Flipboard’s Mike McCue recently released the first episode of the new podcast Dot Social with Mike Masnick, where they discuss protocols, platforms, and the decentralised internet, and it’s worth listening to.

Johannes Ernst gives a thread with a summary and responses here, which is worth reading. One thing I’d like to comment on is Mike Masnick’s comment that he expects innovation more to happen on Bluesky’s ATProto than on fediverse’s ActivityPub.

I agree that innovation in the decentralised network space is happening to a signficant extend outside of the fediverse sphere, but I disagree with the idea that this will happen on Bluesky and ATProto. Instead, I think that Nostr is a more likely candidate:

Innovation in a decentralised network is currently largely dependent on individual hobbyist developers that are experimenting. For an individual developer the accesibility and difficulty of working with the protocol is an important consideration. From my understanding talking to developers is Nostr the easiest to work with. ActivityPub differs a lot, but can certainly be difficult, especially regarding actual interoperability. I have been told that ATProto is the hardest of the three to develop for, plus that it is simply not even put into practice yet.
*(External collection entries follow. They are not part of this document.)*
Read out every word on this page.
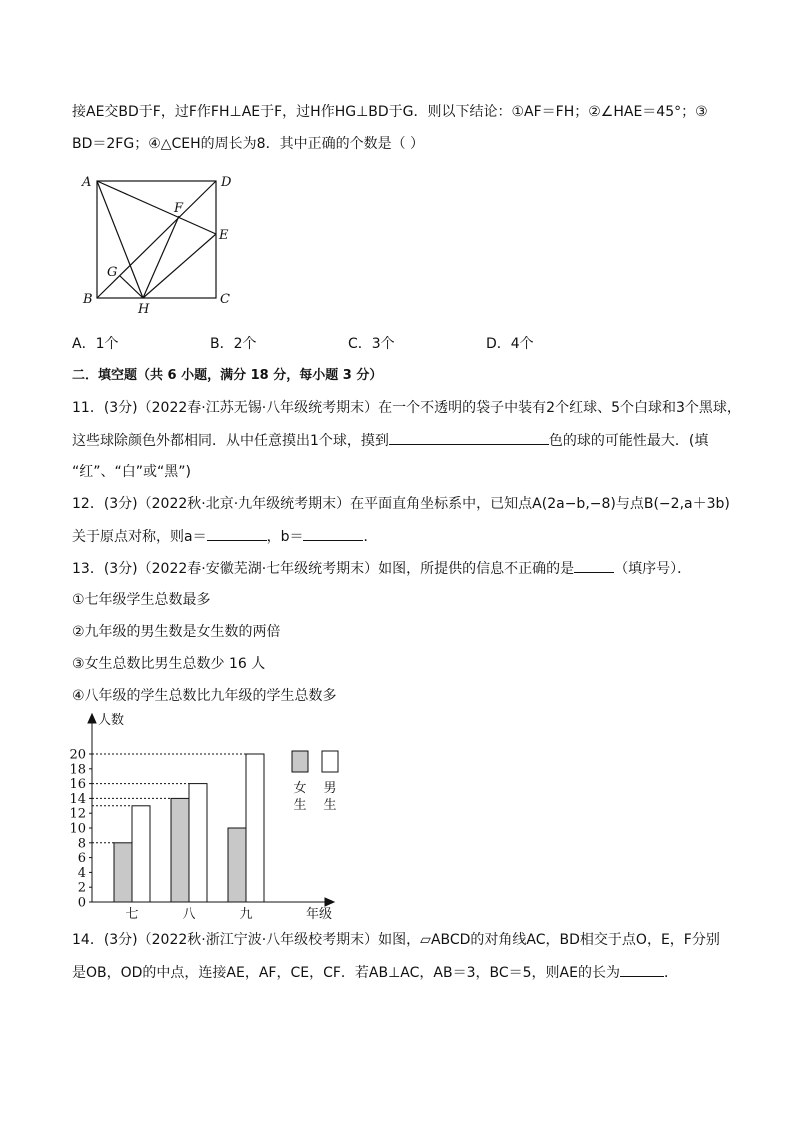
接AE交BD于F，过F作FH⊥AE于F，过H作HG⊥BD于G．则以下结论：①AF＝FH；②∠HAE＝45°；③
BD＝2FG；④△CEH的周长为8．其中正确的个数是（ ）
A	D
F
E
G
B
H
C
A．1个	B．2个	C．3个	D．4个
二．填空题（共 6 小题，满分 18 分，每小题 3 分）
11．(3分)（2022春·江苏无锡·八年级统考期末）在一个不透明的袋子中装有2个红球、5个白球和3个黑球，
这些球除颜色外都相同．从中任意摸出1个球，摸到	色的球的可能性最大．(填
“红”、“白”或“黑”)
12．(3分)（2022秋·北京·九年级统考期末）在平面直角坐标系中，已知点A(2a−b,−8)与点B(−2,a＋3b)
关于原点对称，则a＝	，b＝	．
13．(3分)（2022春·安徽芜湖·七年级统考期末）如图，所提供的信息不正确的是	（填序号）．
①七年级学生总数最多
②九年级的男生数是女生数的两倍
③女生总数比男生总数少 16 人
④八年级的学生总数比九年级的学生总数多
人数
年级
0
2
4
6
8
10
12
14
16
18
20
七	八	九
女
生
男
生
14．(3分)（2022秋·浙江宁波·八年级校考期末）如图，▱ABCD的对角线AC，BD相交于点O，E，F分别
是OB，OD的中点，连接AE，AF，CE，CF．若AB⊥AC，AB＝3，BC＝5，则AE的长为	．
Culture of the network is even more important though in driving innovation. The fediverse has cultures and etiquette that say that some innovations in the network are unwelcome, especially regarding search and consent. One of the things that interest me about the fediverse is that the social impact of technology is taken into account. We’re building these networks for people. But making features off-limits in a network does limit innovation as well, there is a cost to it.
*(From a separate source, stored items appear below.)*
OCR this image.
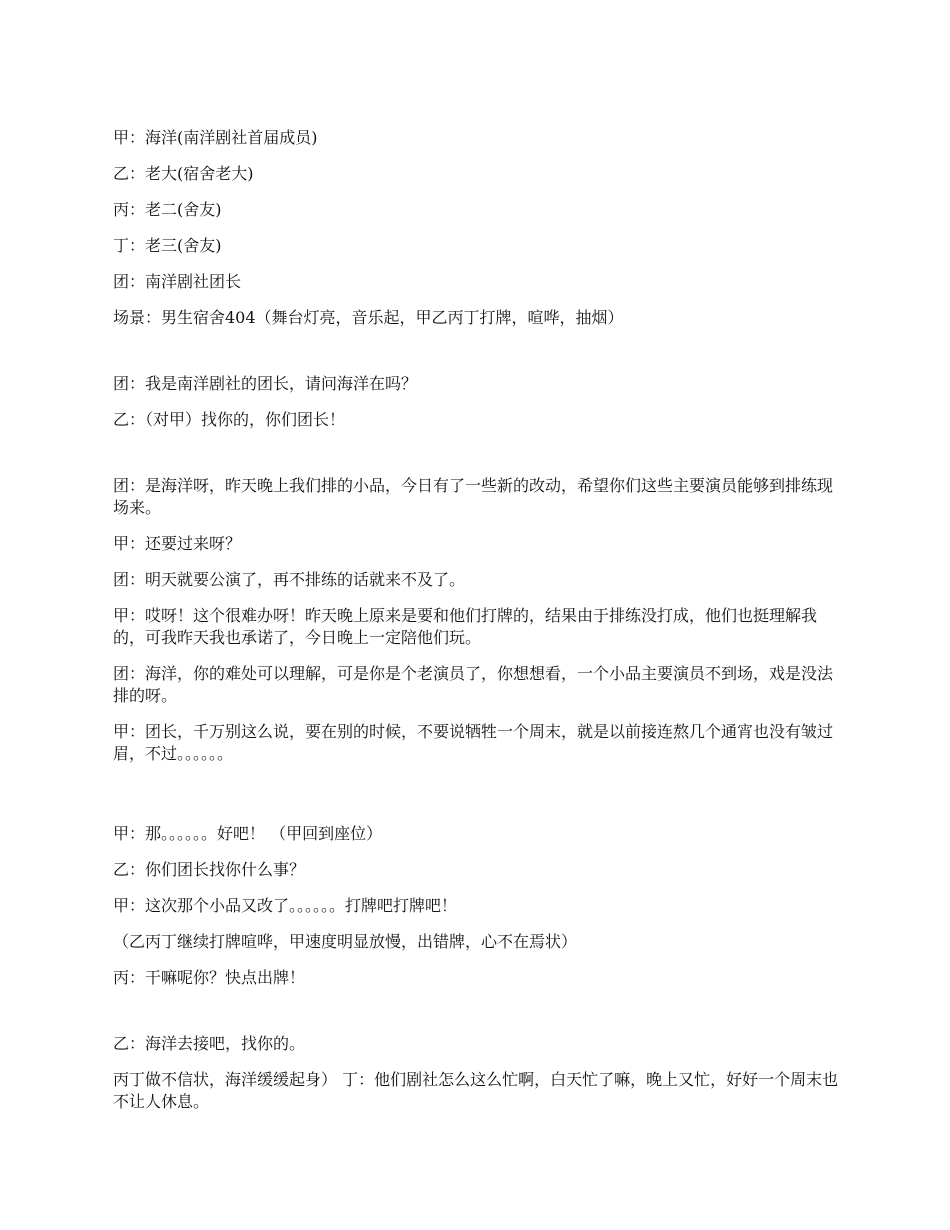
甲：海洋(南洋剧社首届成员)

乙：老大(宿舍老大)

丙：老二(舍友)

丁：老三(舍友)

团：南洋剧社团长

场景：男生宿舍404（舞台灯亮，音乐起，甲乙丙丁打牌，喧哗，抽烟）

团：我是南洋剧社的团长，请问海洋在吗？

乙：（对甲）找你的，你们团长！

团：是海洋呀，昨天晚上我们排的小品，今日有了一些新的改动，希望你们这些主要演员能够到排练现场来。

甲：还要过来呀？

团：明天就要公演了，再不排练的话就来不及了。

甲：哎呀！这个很难办呀！昨天晚上原来是要和他们打牌的，结果由于排练没打成，他们也挺理解我的，可我昨天我也承诺了，今日晚上一定陪他们玩。

团：海洋，你的难处可以理解，可是你是个老演员了，你想想看，一个小品主要演员不到场，戏是没法排的呀。

甲：团长，千万别这么说，要在别的时候，不要说牺牲一个周末，就是以前接连熬几个通宵也没有皱过眉，不过。。。。。。

甲：那。。。。。。好吧！ （甲回到座位）

乙：你们团长找你什么事？

甲：这次那个小品又改了。。。。。。打牌吧打牌吧！

（乙丙丁继续打牌喧哗，甲速度明显放慢，出错牌，心不在焉状）

丙：干嘛呢你？快点出牌！

乙：海洋去接吧，找你的。

丙丁做不信状，海洋缓缓起身） 丁：他们剧社怎么这么忙啊，白天忙了嘛，晚上又忙，好好一个周末也不让人休息。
Bluesky is threading a difficult middle ground here with the culture. The developers seem to have more of a technologist mindset to protocol design, and concerns about how federation will interact with content moderation are not given much care. At the same time, a core group of Bluesky users is not particularly interested in federation, and wants a simple Twitter replacement. That puts the team in a pretty difficult spot with regards to future innovation. They made great strides with custom algorithms, but they do experience significant pushback from the community on features that they themselves want to work on, especially relating to opening the network.
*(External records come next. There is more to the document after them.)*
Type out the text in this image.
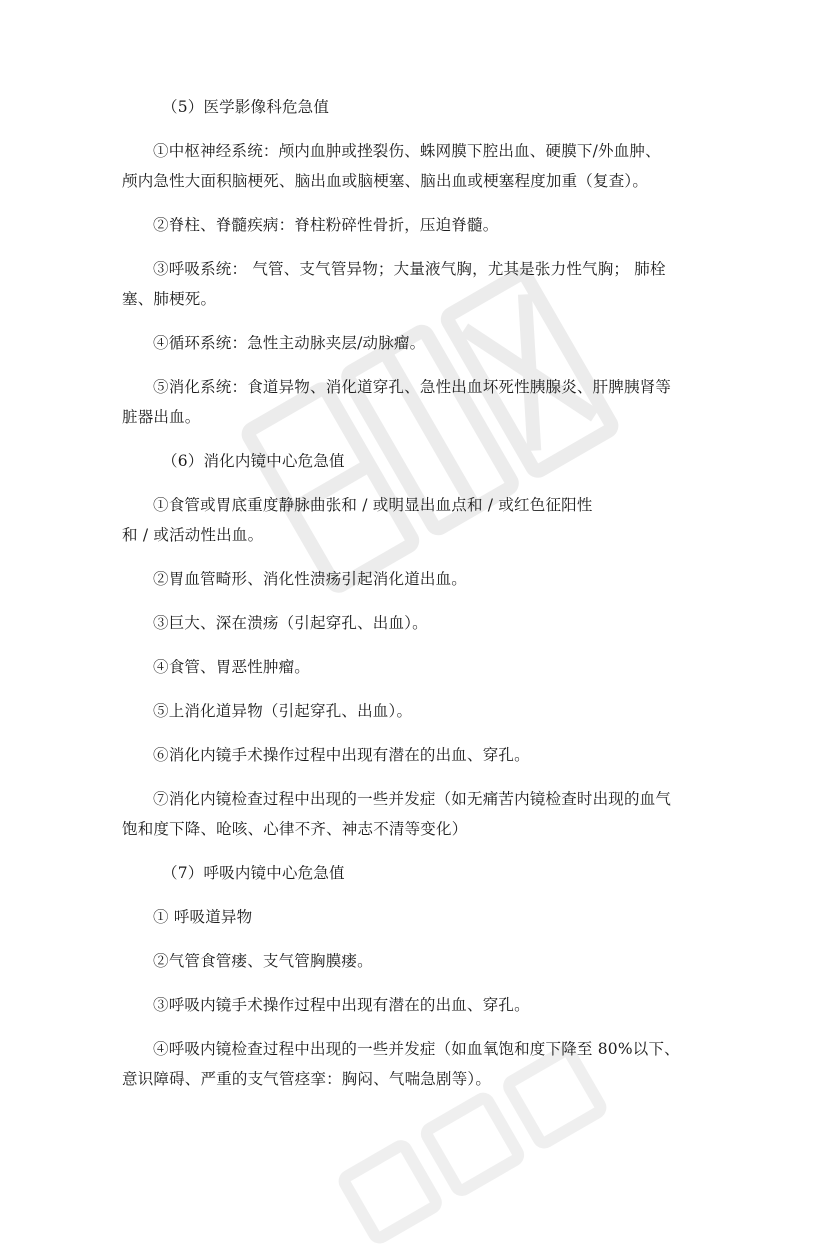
（5）医学影像科危急值

①中枢神经系统：颅内血肿或挫裂伤、蛛网膜下腔出血、硬膜下/外血肿、
颅内急性大面积脑梗死、脑出血或脑梗塞、脑出血或梗塞程度加重（复查）。

②脊柱、脊髓疾病：脊柱粉碎性骨折，压迫脊髓。

③呼吸系统： 气管、支气管异物；大量液气胸，尤其是张力性气胸； 肺栓
塞、肺梗死。

④循环系统：急性主动脉夹层/动脉瘤。

⑤消化系统：食道异物、消化道穿孔、急性出血坏死性胰腺炎、肝脾胰肾等
脏器出血。

（6）消化内镜中心危急值

①食管或胃底重度静脉曲张和 / 或明显出血点和 / 或红色征阳性
和 / 或活动性出血。

②胃血管畸形、消化性溃疡引起消化道出血。

③巨大、深在溃疡（引起穿孔、出血）。

④食管、胃恶性肿瘤。

⑤上消化道异物（引起穿孔、出血）。

⑥消化内镜手术操作过程中出现有潜在的出血、穿孔。

⑦消化内镜检查过程中出现的一些并发症（如无痛苦内镜检查时出现的血气
饱和度下降、呛咳、心律不齐、神志不清等变化）

（7）呼吸内镜中心危急值

① 呼吸道异物

②气管食管瘘、支气管胸膜瘘。

③呼吸内镜手术操作过程中出现有潜在的出血、穿孔。

④呼吸内镜检查过程中出现的一些并发症（如血氧饱和度下降至 80%以下、
意识障碍、严重的支气管痉挛：胸闷、气喘急剧等）。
Nostr has an explicit culture of adverse interoperability, and a libertarian community who seems to be quite inspired by crypto’s mantra of ‘if we can build it we should build it’. This is not really grounds for a network that is safe for many people. It does provide a fertile ground for rapid experimentation and innovation. The network is by far the smallest of the three, but it has also created quite some innovations that the other two network haven’t, in the recent months. Multiple long-form article publishing sites, a torrent archive, an integrated payment system for subscriptions with crypto, and more. There are good reasons to be have some issues with some of these innovations, but it is hard to deny that they are developing at a rapid speed.

Overall I think that innovation often happens at the fringes where there is reasons for experimentation. But also, cultural reasons that inhibit innovation speed can actually be pretty good from the human perspective.